Inside myself is a place where I live all alone and that is where I renew my springs that never dry up.
It is part of our pedagogy to teach the operations of thinking, feeling, and willing so that they may be made conscious. For if we do not know the difference between an emotion and a thought, we will know very little. We need to understand the components (of emotions) at work... in order to free their hold.
It is, I fear, but a vain show of fulfilling the heathen precept, Know thyself, and too often leads to a self-estimate which will subsist in the absence of that fruit by which alone the quality of the tree is made evident.
It's not only the most difficult thing to know one's self, but the most inconvenient.
Know they thyself, presume not God to scan. The proper study of mankind is man.
Know thyself. Nothing in excess. The Self is required to balance the Self.
Many a man who has known himself at ten forgets himself utterly between ten and thirty.
Nay, be a Columbus to whole new continents and worlds within you, opening new channels, not of trade, but of thought. Every man is the lord of a realm beside which the earthly empire of the Czar is but a petty state, a hummock left by the ice.
Only as you do know yourself can your brain serve you as a sharp and efficient tool. Know your failings, passions, and prejudices so you can separate them from what you see. Know also when you actually have thought through to the nature of the thing with which you are dealing and when you are not thinking at all.
Other men's sins are before our eyes; our own are behind our backs.
Self knowers always dwell in El Dorado; they drink from the fountain of youth, and at all times owners of all they wish to enjoy.
The conqueror and king in each one of us is the knower of truth.
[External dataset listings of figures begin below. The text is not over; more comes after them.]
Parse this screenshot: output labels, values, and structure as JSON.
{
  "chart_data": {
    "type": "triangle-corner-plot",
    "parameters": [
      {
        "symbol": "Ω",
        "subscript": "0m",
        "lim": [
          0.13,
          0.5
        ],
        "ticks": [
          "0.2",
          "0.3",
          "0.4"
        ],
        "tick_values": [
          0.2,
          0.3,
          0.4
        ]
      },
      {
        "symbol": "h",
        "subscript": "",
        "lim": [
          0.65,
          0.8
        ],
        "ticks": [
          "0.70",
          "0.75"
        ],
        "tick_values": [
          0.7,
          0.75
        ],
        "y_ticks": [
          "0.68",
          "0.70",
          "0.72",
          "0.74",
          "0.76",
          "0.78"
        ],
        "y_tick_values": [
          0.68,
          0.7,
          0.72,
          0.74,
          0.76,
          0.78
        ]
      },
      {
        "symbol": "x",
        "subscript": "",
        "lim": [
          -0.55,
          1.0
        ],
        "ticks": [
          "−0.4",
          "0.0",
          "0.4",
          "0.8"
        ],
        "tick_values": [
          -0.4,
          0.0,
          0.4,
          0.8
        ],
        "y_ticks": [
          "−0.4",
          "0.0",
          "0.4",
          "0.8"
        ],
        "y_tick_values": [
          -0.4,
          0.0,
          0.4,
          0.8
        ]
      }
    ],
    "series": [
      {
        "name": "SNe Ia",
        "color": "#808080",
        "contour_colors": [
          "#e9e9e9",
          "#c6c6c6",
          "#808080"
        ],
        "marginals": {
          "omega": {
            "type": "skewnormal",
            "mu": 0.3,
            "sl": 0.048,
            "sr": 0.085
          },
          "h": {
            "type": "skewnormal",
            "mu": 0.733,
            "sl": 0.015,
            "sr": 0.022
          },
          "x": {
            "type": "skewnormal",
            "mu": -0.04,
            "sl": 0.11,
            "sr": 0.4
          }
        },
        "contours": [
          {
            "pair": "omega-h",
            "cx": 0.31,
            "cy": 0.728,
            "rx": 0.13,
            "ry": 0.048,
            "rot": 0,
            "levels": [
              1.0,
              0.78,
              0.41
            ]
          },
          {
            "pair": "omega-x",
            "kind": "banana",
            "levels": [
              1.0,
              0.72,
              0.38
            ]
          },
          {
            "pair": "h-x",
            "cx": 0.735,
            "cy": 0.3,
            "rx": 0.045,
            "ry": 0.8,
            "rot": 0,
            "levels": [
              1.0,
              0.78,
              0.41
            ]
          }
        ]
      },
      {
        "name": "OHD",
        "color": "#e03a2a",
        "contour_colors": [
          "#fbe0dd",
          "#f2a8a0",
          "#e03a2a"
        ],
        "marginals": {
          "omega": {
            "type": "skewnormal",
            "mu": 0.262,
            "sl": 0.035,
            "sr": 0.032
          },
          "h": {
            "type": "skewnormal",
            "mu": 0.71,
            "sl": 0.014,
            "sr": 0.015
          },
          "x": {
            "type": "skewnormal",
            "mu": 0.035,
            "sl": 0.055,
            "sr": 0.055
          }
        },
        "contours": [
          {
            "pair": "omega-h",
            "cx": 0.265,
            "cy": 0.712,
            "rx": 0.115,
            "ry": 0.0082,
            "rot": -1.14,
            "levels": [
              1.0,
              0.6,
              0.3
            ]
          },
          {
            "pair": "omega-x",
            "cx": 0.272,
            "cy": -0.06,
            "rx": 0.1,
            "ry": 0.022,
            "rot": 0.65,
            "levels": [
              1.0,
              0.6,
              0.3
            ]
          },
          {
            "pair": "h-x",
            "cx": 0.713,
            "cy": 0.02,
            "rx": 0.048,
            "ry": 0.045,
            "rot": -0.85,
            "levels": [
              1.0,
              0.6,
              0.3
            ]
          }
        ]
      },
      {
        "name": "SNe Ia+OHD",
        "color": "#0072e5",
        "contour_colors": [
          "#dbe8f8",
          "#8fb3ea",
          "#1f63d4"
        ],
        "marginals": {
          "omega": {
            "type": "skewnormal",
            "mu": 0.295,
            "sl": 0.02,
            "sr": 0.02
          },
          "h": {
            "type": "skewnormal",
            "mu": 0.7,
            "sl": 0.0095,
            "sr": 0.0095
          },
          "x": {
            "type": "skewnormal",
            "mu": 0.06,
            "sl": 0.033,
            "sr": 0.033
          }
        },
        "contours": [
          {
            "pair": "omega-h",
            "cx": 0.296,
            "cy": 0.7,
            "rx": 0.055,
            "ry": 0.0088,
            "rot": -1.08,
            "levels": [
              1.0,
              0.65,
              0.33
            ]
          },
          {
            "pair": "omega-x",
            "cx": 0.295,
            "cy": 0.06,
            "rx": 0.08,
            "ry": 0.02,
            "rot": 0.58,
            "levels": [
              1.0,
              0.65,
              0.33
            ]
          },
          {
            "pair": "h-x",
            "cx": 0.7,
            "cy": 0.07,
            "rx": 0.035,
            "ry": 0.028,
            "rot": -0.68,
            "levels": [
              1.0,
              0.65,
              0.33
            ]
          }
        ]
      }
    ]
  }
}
Let the knower awaken in us and drive the horses of the mind, emotions, and physical body on the pathway which that king has chosen.
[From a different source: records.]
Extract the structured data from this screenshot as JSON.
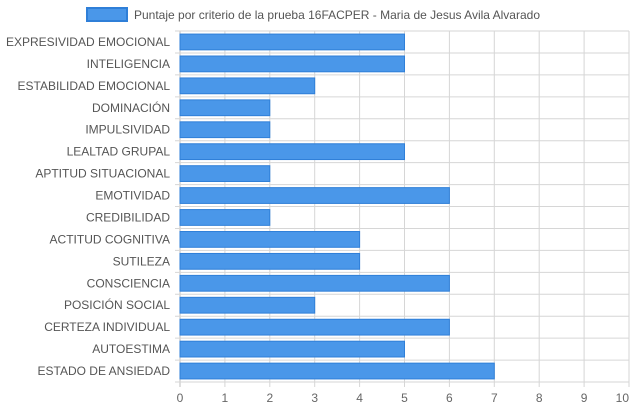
{
  "chart_data": {
    "type": "bar",
    "orientation": "horizontal",
    "categories": [
      "EXPRESIVIDAD EMOCIONAL",
      "INTELIGENCIA",
      "ESTABILIDAD EMOCIONAL",
      "DOMINACIÓN",
      "IMPULSIVIDAD",
      "LEALTAD GRUPAL",
      "APTITUD SITUACIONAL",
      "EMOTIVIDAD",
      "CREDIBILIDAD",
      "ACTITUD COGNITIVA",
      "SUTILEZA",
      "CONSCIENCIA",
      "POSICIÓN SOCIAL",
      "CERTEZA INDIVIDUAL",
      "AUTOESTIMA",
      "ESTADO DE ANSIEDAD"
    ],
    "series": [
      {
        "name": "Puntaje por criterio de la prueba 16FACPER - Maria de Jesus Avila Alvarado",
        "values": [
          5,
          5,
          3,
          2,
          2,
          5,
          2,
          6,
          2,
          4,
          4,
          6,
          3,
          6,
          5,
          7
        ],
        "color": "#4a97e9",
        "border_color": "#2f7fd8"
      }
    ],
    "xlim": [
      0,
      10
    ],
    "x_ticks": [
      0,
      1,
      2,
      3,
      4,
      5,
      6,
      7,
      8,
      9,
      10
    ],
    "grid": true,
    "legend_position": "top"
  }
}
The most excellent and divine counsel, the best and most profitable advertisement of all others, but the least practiced, is to study and learn how to know ourselves. This is the foundation of wisdom and the highway to whatever is good. God, Nature, the wise, the world, preach man, exhort him both by word and deed to the study of himself.
The self-explorer, whether he wants to or not, becomes the explorer of everything else. He learns to see himself, but suddenly, provided he was honest, all the rest appears, and it is as rich as he was, and, as a final crowning, richer.
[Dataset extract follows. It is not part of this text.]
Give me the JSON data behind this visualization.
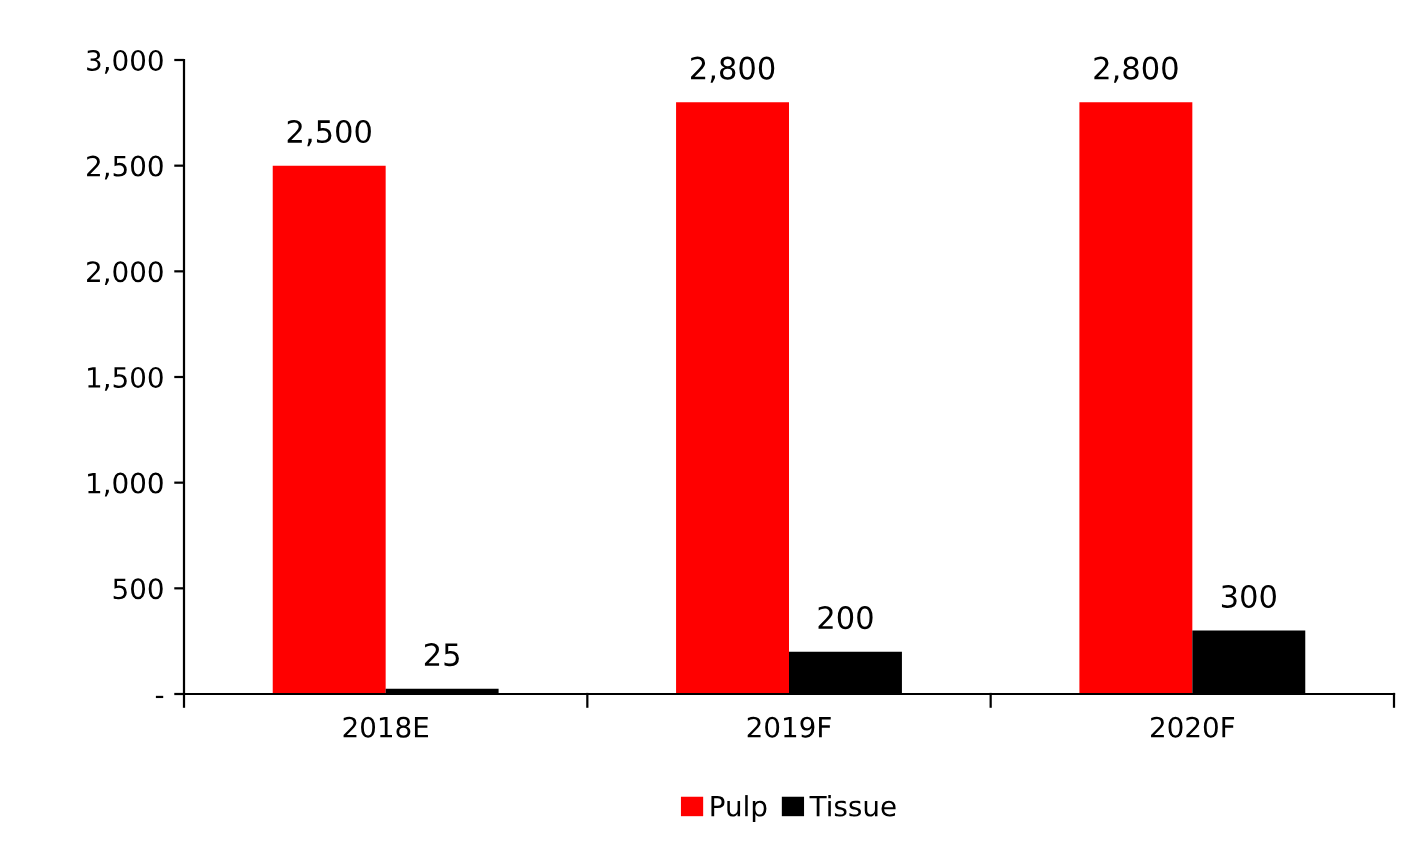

There are three things extremely hard: steel, a diamond, and to know one's self.
There is a period of life when we swallow knowledge of ourselves and it becomes either good or sour inside.
To grow wiser means to learn to know better and better the faults to which this instrument with which we feel and judge can be subject.
To know oneself, one should assert oneself. Psychology is action, not thinking about oneself. We continue to shape our personality all our life. If we knew ourselves perfectly, we should die.
To know yourself you have only to set down a true statement of those that ever loved or hated you.
To know yourself, see how others do, to know others look into your own heart.
To learn to get along without, to realize that what the world is going to demand of us may be a good deal more important than what we are entitled to demand of it -- this is a hard lesson.
Trust not yourself, but your defects to know, make use of every friend and every foe.
We can only learn to know ourselves and do what we can -- namely, surrender our will and fulfill God's will in us.
We forge gradually our greatest instrument for understanding the world -- introspection. We discover that humanity may resemble us very considerably -- that the best way of knowing the inwardness of our neighbors is to know ourselves.
Without self knowledge, without understanding the working and functions of his machine, man cannot be free, he cannot govern himself and he will always remain a slave.
You can live a lifetime and at the end, know more about other people than you know about yourself.